The core targets of QFPD in counteracting ALI were also screened, and several factors, including TNF, EGFR, RELA and NR3C1, were predicted to be the core targets. The excessive production of TNF-α is closely correlated to the evolution of inflammatory illnesses, such as rheumatoid arthritis, inflammatory bowel disease, and acute respiratory distress syndrome (ARDS). Importantly, TNF-α is also crucial in the pathogenesis of COVID-19-associated cytokine storms, and the consequent progression of disease severity.4 Epidermal growth factor receptor (EGFR) is a component of ALI, and serves as the key drug target in auto-inflammatory and auto-immune illnesses.43 In addition, EGFR is associated with viral load, severity, criticality and prognosis in COVID-19 patients.44 Furthermore, RELA and NR3C1 take part in inflammation and viral infections.45,46 Together, these potential targets of QFPD further support its value as an alternative treatment against ALI.

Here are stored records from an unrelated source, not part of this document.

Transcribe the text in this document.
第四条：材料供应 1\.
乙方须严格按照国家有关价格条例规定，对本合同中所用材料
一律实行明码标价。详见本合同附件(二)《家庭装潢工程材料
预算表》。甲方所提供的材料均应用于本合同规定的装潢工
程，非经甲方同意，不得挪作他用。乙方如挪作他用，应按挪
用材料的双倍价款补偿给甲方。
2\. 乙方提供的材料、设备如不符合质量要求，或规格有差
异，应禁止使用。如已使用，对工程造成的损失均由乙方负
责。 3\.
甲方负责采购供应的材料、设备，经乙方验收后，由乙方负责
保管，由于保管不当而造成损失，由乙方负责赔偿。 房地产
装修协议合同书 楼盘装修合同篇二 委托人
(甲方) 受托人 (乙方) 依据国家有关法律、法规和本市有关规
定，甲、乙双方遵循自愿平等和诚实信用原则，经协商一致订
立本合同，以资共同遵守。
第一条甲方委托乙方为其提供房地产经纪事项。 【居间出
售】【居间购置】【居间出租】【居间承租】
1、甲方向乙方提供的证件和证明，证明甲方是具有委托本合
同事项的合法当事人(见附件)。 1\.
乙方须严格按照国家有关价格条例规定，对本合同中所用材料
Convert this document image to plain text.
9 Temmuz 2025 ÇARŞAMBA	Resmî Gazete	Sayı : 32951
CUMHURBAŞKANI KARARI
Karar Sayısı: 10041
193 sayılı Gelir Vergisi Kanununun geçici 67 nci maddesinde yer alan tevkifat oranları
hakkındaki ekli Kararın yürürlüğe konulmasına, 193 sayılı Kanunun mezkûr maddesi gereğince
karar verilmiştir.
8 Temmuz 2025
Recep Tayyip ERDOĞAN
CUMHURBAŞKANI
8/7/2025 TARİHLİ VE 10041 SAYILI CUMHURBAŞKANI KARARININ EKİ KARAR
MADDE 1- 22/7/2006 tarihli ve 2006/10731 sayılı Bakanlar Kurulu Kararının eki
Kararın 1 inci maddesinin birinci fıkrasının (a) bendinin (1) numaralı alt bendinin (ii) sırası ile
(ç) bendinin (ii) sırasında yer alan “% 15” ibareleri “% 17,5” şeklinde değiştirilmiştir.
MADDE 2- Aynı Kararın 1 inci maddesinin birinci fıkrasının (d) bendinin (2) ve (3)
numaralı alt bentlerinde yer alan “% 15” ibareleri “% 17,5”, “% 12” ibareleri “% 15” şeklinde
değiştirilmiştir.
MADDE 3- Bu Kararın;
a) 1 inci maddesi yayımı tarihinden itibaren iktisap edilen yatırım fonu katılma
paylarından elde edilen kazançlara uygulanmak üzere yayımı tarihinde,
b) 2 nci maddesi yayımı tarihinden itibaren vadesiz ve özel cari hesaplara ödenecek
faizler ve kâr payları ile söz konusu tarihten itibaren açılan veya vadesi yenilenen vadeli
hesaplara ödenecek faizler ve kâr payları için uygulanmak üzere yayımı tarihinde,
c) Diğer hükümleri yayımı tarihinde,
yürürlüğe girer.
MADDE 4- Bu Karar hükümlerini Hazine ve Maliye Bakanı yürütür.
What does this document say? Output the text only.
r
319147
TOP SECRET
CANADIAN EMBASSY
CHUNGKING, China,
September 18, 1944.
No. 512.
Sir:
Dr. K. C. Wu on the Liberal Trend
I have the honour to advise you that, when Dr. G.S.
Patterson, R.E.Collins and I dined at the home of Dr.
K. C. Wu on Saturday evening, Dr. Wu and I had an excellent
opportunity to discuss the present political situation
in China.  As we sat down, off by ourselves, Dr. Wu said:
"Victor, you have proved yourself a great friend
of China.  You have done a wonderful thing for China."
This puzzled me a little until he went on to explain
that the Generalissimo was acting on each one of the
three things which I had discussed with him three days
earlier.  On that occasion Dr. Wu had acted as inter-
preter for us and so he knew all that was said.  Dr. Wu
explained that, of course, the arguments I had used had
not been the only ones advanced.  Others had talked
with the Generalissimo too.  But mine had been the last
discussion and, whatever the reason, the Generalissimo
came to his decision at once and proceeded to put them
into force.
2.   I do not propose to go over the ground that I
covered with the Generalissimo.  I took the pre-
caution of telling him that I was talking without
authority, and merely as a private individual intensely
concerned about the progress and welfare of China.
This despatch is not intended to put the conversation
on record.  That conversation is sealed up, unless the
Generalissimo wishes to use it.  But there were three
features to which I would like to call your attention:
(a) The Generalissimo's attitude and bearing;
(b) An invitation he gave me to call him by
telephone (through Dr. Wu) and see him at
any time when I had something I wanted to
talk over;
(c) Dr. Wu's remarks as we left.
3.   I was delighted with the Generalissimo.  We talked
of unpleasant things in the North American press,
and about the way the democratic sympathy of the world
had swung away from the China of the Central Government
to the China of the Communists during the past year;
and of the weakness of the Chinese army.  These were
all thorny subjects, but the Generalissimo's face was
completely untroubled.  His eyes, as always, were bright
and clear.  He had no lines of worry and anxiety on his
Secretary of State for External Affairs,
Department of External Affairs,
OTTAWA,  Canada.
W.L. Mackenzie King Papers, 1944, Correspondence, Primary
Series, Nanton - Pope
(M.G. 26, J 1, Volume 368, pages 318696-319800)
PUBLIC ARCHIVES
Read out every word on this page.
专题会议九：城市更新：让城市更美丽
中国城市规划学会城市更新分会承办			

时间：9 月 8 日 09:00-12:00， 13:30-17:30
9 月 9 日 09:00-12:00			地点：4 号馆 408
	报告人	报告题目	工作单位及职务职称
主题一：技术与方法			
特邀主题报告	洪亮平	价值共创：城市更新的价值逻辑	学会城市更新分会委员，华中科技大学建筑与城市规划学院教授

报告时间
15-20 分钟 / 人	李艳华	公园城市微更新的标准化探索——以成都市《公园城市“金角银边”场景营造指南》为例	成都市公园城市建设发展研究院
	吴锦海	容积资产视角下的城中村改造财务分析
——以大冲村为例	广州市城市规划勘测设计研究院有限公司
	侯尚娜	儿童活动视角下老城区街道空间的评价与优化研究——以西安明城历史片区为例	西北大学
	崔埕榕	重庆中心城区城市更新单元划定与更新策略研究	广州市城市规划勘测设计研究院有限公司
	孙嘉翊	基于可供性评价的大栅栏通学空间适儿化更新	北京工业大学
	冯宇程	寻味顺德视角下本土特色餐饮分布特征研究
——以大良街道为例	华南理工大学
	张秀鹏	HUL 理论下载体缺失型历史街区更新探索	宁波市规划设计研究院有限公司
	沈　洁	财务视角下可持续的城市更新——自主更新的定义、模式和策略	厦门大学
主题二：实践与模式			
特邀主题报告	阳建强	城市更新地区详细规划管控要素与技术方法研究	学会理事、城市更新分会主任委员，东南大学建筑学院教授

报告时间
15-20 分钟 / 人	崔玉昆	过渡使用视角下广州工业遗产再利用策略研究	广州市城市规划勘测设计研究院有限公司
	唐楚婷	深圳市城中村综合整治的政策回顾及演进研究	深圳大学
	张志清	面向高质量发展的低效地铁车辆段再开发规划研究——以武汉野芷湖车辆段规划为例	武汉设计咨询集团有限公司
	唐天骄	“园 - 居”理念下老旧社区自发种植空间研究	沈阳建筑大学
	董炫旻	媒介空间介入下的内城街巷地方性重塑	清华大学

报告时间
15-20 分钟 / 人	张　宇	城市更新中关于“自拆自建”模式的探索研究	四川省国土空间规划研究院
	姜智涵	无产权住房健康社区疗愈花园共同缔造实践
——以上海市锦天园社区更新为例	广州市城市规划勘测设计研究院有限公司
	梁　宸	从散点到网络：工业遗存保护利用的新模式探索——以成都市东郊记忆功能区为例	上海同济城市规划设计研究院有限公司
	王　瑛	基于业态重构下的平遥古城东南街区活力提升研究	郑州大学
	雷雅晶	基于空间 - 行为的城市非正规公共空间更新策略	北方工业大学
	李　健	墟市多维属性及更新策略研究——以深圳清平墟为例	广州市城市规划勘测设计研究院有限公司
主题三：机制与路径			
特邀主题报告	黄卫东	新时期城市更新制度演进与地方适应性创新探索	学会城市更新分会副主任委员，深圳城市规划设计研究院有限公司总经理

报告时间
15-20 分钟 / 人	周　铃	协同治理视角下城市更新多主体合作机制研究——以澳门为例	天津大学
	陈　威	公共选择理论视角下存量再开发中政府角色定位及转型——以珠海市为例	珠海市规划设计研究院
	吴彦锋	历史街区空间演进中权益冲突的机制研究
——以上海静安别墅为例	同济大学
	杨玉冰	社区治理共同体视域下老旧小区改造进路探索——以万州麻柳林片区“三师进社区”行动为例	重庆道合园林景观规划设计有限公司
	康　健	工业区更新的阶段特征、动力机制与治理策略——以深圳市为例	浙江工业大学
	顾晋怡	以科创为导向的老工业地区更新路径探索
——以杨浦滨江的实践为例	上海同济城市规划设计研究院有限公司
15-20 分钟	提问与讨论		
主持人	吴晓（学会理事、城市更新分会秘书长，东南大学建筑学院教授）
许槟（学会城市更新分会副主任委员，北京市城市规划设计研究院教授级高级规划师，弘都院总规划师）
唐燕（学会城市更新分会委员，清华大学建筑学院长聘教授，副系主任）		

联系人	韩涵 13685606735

ALI in COVID-19 is characterized by the activation of inflammatory pathways and large amounts of inflammatory factors.47,48 The present GO results suggest that the target genes of QFPD are closely connected to inflammatory response and metabolic processes, including the complement component C5a signaling pathway and its receptor activity. The KEGG results revealed that various inflammatory signaling pathways are involved, including the IL17 signaling pathway, complement, and coagulation cascades. The complement signaling pathway significantly contributes to the systemic inflammatory response. After binding to its receptor, this can activate its effector, and induce the production of inflammatory cytokines.49–52 Through its receptors, IL17 activates various pathways, which consist of NF-κB, MAPKs and C/EBPs, triggering the production of cytokines and chemokines.53 The inflammatory factors and pathways above may be the crucial routes for COVID-19 to induce ALI. Through network pharmacological analysis, C5, C3, C5aR1, TNF and EGFR were identified as the potential targets of QFPD, and further experiments confirmed the requirement of the classical complement pathway for the anti-ALI effects of QFPD. Together, the present study revealed that QFPD may exert anti-ALI effects through multiple targets and pathways.